Pearl Harbor, c'est aujourd'hui

Portrait de Joël-François DUMONT

Par Joël-François DumontDéfense n°118 — Paris, le 15 décembre 2005.

Cette tribune © a été publiée dans la revue Défense [1]. Nous la reproduisons ici avec l'autorisation de son auteur, Joël-François Dumont (*). Paris, le 15 décembre 2005.

« Si la défaite est pardonnable, la surprise ne le sera jamais » disait Frédéric le Grand. Il ne fait absolument aucun doute que si toutes les informations collationnées concernant l'attaque de Pearl Harbour avaient été centralisées dans un seul et même bureau, celle-ci aurait été sinon déjouée du moins, ses conséquences n'auraient pas été aussi dramatiques qu'elles le furent à l'époque. Le Renseignement militaire - trois services à l'époque - était imprégné d'une tradition « continentale » toute britannique partant du principe que l'Intelligence devait dire au Commandant ce dont l'ennemi était militairement capable ou pas de faire physiquement. A lui, et à lui seul, alors de décider ce que l'ennemi fera. Les tenants du premier service de Renseignement américain, l'OSS (Office of Strategic Services) qui donnera naissance à la CIA, pesaient le pour et le contre. La réalité est que les décideurs politiques américains jusqu'à Pearl Harbour n'avaient penché ni d'un côté ni de l'autre de la balance: leur seule religion étant basée sur la connaissance des faits bruts. Le Renseignement technique en 1939 (en anglais COMINT : Communications Intelligence) était encore à ses débuts et sa crédibilité, mise en doute, restait à démontrer.

Sur le plan de l'organisation des services, après des années de concurrence, les Britanniques devaient réparer leurs erreurs des années 30 en créant en 1939 un JIC (Joint Intelligence Committee). Les militaires et le Foreign Office allaient travailler ensemble désormais sous l'autorité du Premier ministre. Le JIC dirigé par Victor Cavendish Bentinck pendant toute la 2ème Guerre Mondiale s'avèrera un outil irremplaçable, même si des erreurs ont été commises. Le chef de l'OSS en octobre 1941, le général Donovan, réussit à créer un JIC à Washington, pour éviter les querelles de clocher entre la Navy, le Corps des Marines et l'Army, farouchement jaloux de leurs prérogatives, sans parler de la concurrence du Département d'État pour partager le Renseignement qui devait l'être. Mais la première réunion de ce JIC n'a pu se réunir que le 10 décembre 1941, soit trois jours après l'attaque japonaise: raison officielle invoquée par l'U.S. Navy à l'époque: elle n'avait pas de salle de réunion disponible !

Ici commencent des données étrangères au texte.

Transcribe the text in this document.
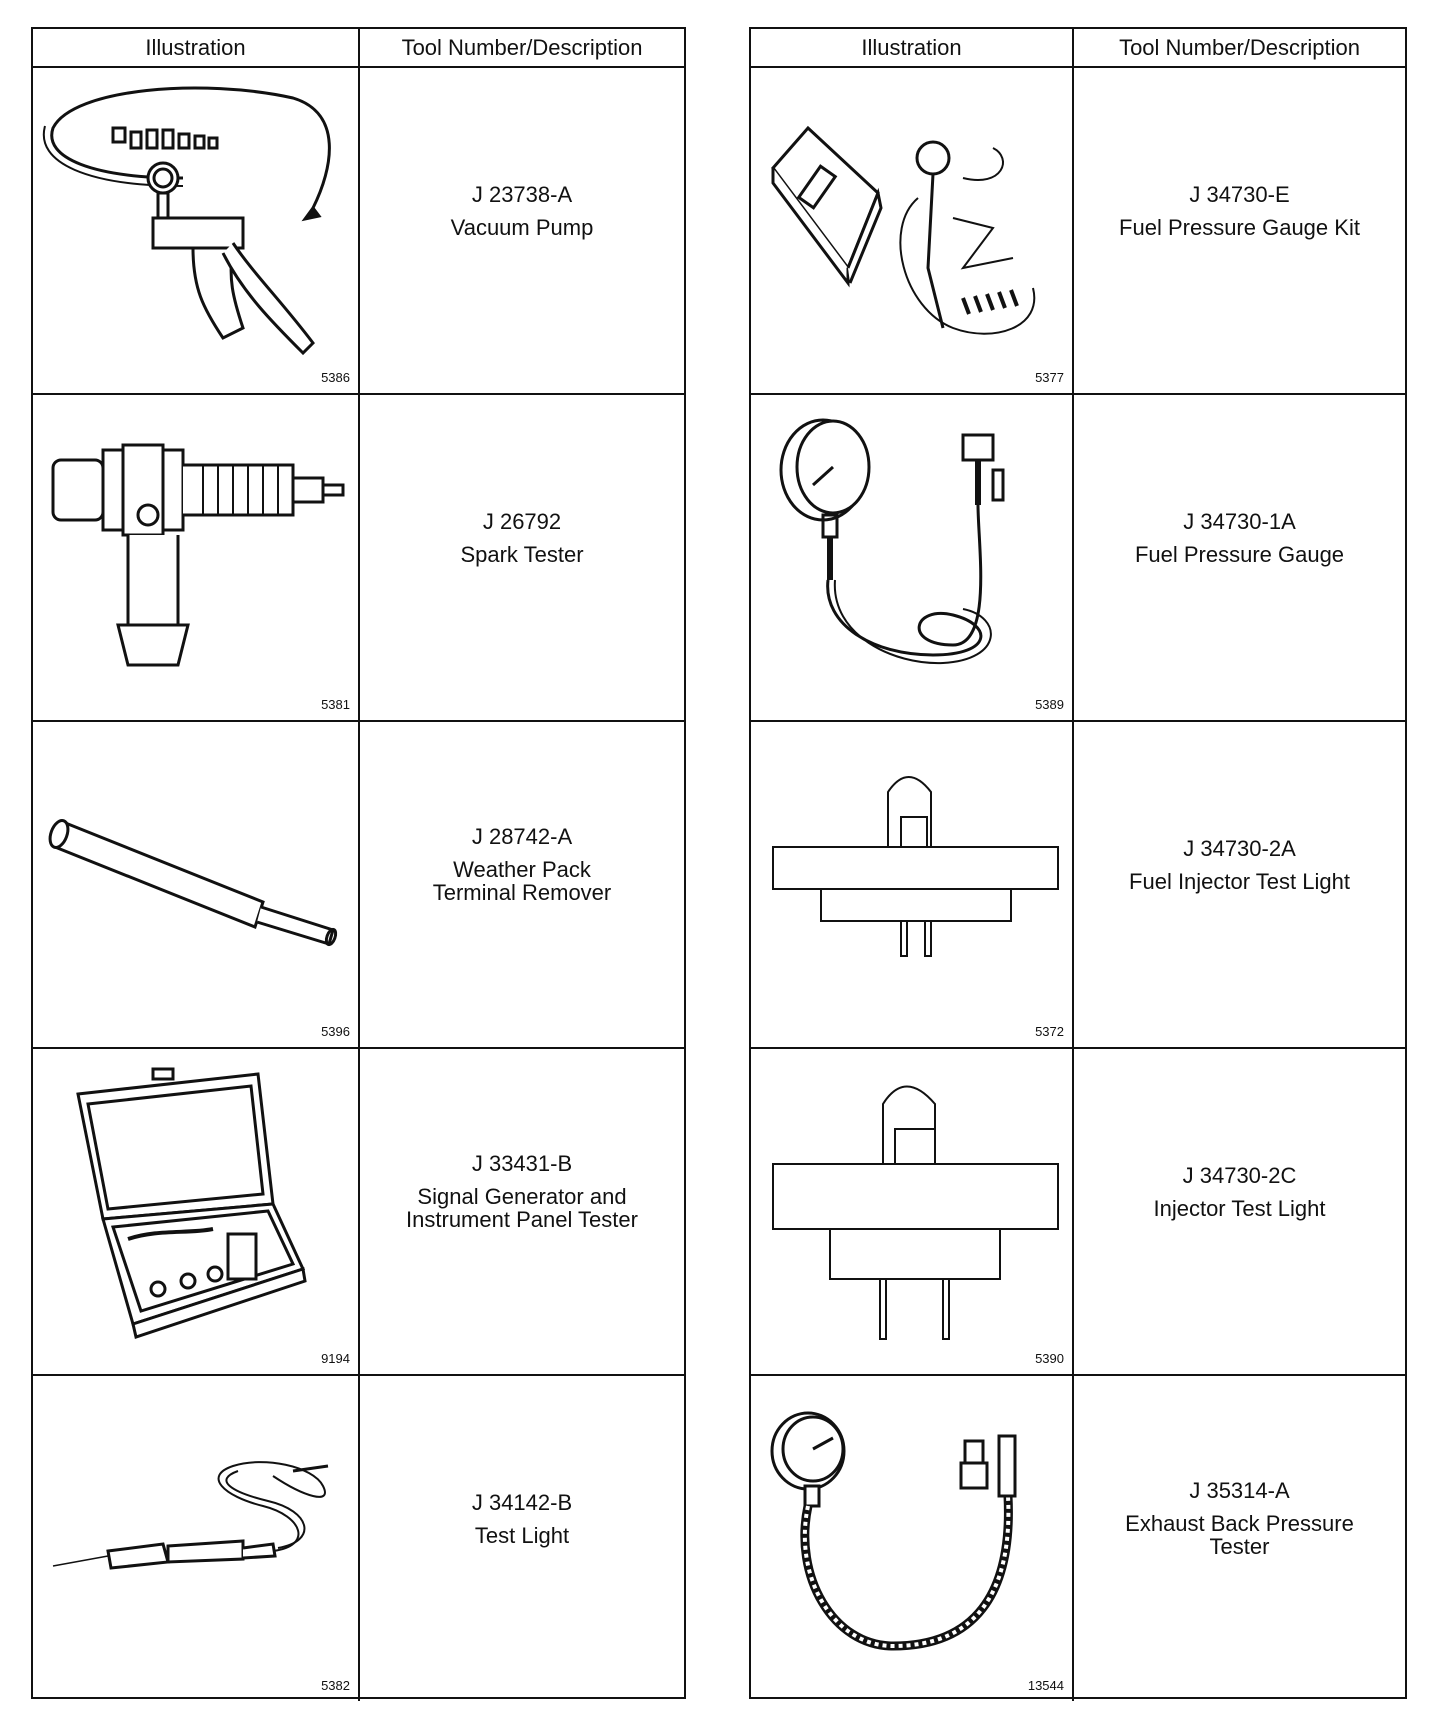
Illustration	Tool Number/Description
5386
J 23738-A
Vacuum Pump
5381
J 26792
Spark Tester
5396
J 28742-A
Weather Pack
Terminal Remover
9194
J 33431-B
Signal Generator and
Instrument Panel Tester
5382
J 34142-B
Test Light
Illustration	Tool Number/Description
5377
J 34730-E
Fuel Pressure Gauge Kit
5389
J 34730-1A
Fuel Pressure Gauge
5372
J 34730-2A
Fuel Injector Test Light
5390
J 34730-2C
Injector Test Light
13544
J 35314-A
Exhaust Back Pressure
Tester
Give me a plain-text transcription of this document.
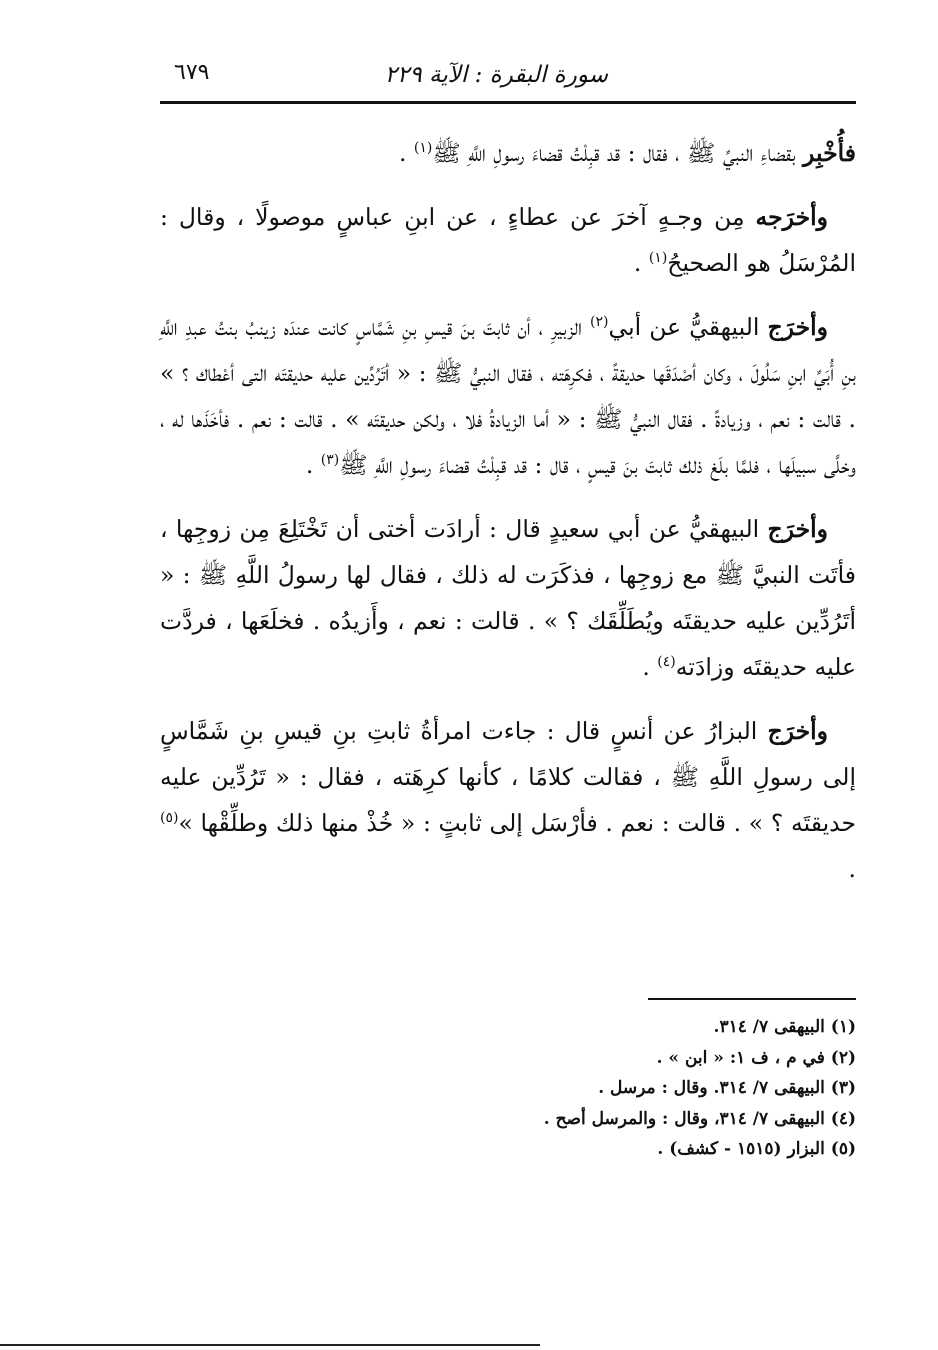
سورة البقرة : الآية ٢٢٩
٦٧٩

فأُخْبِر بقضاءِ النبيِّ ﷺ ، فقال : قد قبِلْتُ قضاءَ رسولِ اللَّهِ ﷺ$^{(١)}$ .

وأخرَجه مِن وجـهٍ آخرَ عن عطاءٍ ، عن ابنِ عباسٍ موصولًا ، وقال : المُرْسَلُ هو الصحيحُ$^{(١)}$ .

وأخرَج البيهقيُّ عن أبي$^{(٢)}$ الزبيرِ ، أن ثابتَ بنَ قيسِ بنِ شَمَّاسٍ كانت عندَه زينبُ بنتُ عبدِ اللَّهِ بنِ أُبَيِّ ابنِ سَلُولَ ، وكان أصْدَقَها حديقةً ، فكرِهَته ، فقال النبيُّ ﷺ : « أتَرُدِّين عليه حديقتَه التى أعْطاك ؟ » . قالت : نعم ، وزيادةً . فقال النبيُّ ﷺ : « أما الزيادةُ فلا ، ولكن حديقتَه » . قالت : نعم . فأخَذَها له ، وخلَّى سبيلَها ، فلمَّا بلَغ ذلك ثابتَ بنَ قيسٍ ، قال : قد قبِلْتُ قضاءَ رسولِ اللَّهِ ﷺ$^{(٣)}$ .

وأخرَج البيهقيُّ عن أبي سعيدٍ قال : أرادَت أختى أن تَخْتَلِعَ مِن زوجِها ، فأتَت النبيَّ ﷺ مع زوجِها ، فذكَرَت له ذلك ، فقال لها رسولُ اللَّهِ ﷺ : « أتَرُدِّين عليه حديقتَه ويُطَلِّقَك ؟ » . قالت : نعم ، وأَزيدُه . فخلَعَها ، فردَّت عليه حديقتَه وزادَته$^{(٤)}$ .

وأخرَج البزارُ عن أنسٍ قال : جاءت امرأةُ ثابتِ بنِ قيسِ بنِ شَمَّاسٍ إلى رسولِ اللَّهِ ﷺ ، فقالت كلامًا ، كأنها كرِهَته ، فقال : « تَرُدِّين عليه حديقتَه ؟ » . قالت : نعم . فأرْسَل إلى ثابتٍ : « خُذْ منها ذلك وطلِّقْها »$^{(٥)}$ .

(١) البيهقى ٧/ ٣١٤.
(٢) في م ، ف ١: « ابن » .
(٣) البيهقى ٧/ ٣١٤. وقال : مرسل .
(٤) البيهقى ٧/ ٣١٤، وقال : والمرسل أصح .
(٥) البزار (١٥١٥ - كشف) .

Cette immense bavure est d'autant moins acceptable que c'est aux États-Unis que les moyens les plus performants avaient en partie été inventés pour décoder les télégrammes et autres messages chiffrés en provenance de l'étranger. C'est l'U.S. Navy qui aura été pionnière dans ce domaine avec la création en 1924 par le Capitaine de vaisseau Laurence F. Safford du Bureau de recherche (Research Desk) ou « OP-20-G »,[2] encore appelé la "Navy Radio Intelligence Section". Safford fut le père incontesté de la cryptologie de la marine américaine, attirant dans son sillage une petite équipe qui jouera un rôle capital pendant toute la durée de la guerre du Pacifique, notamment.

 
Le Capitaine de Vaisseau Laurence F. Safford

La "Radio Intelligence Section" de la Navy manquait cruellement d'interprètes. Son rôle était d'intercepter toutes les communications japonaises, tant civiles que militaires, de briser les codes, de traduire les textes et d'informer le Haut Commandement.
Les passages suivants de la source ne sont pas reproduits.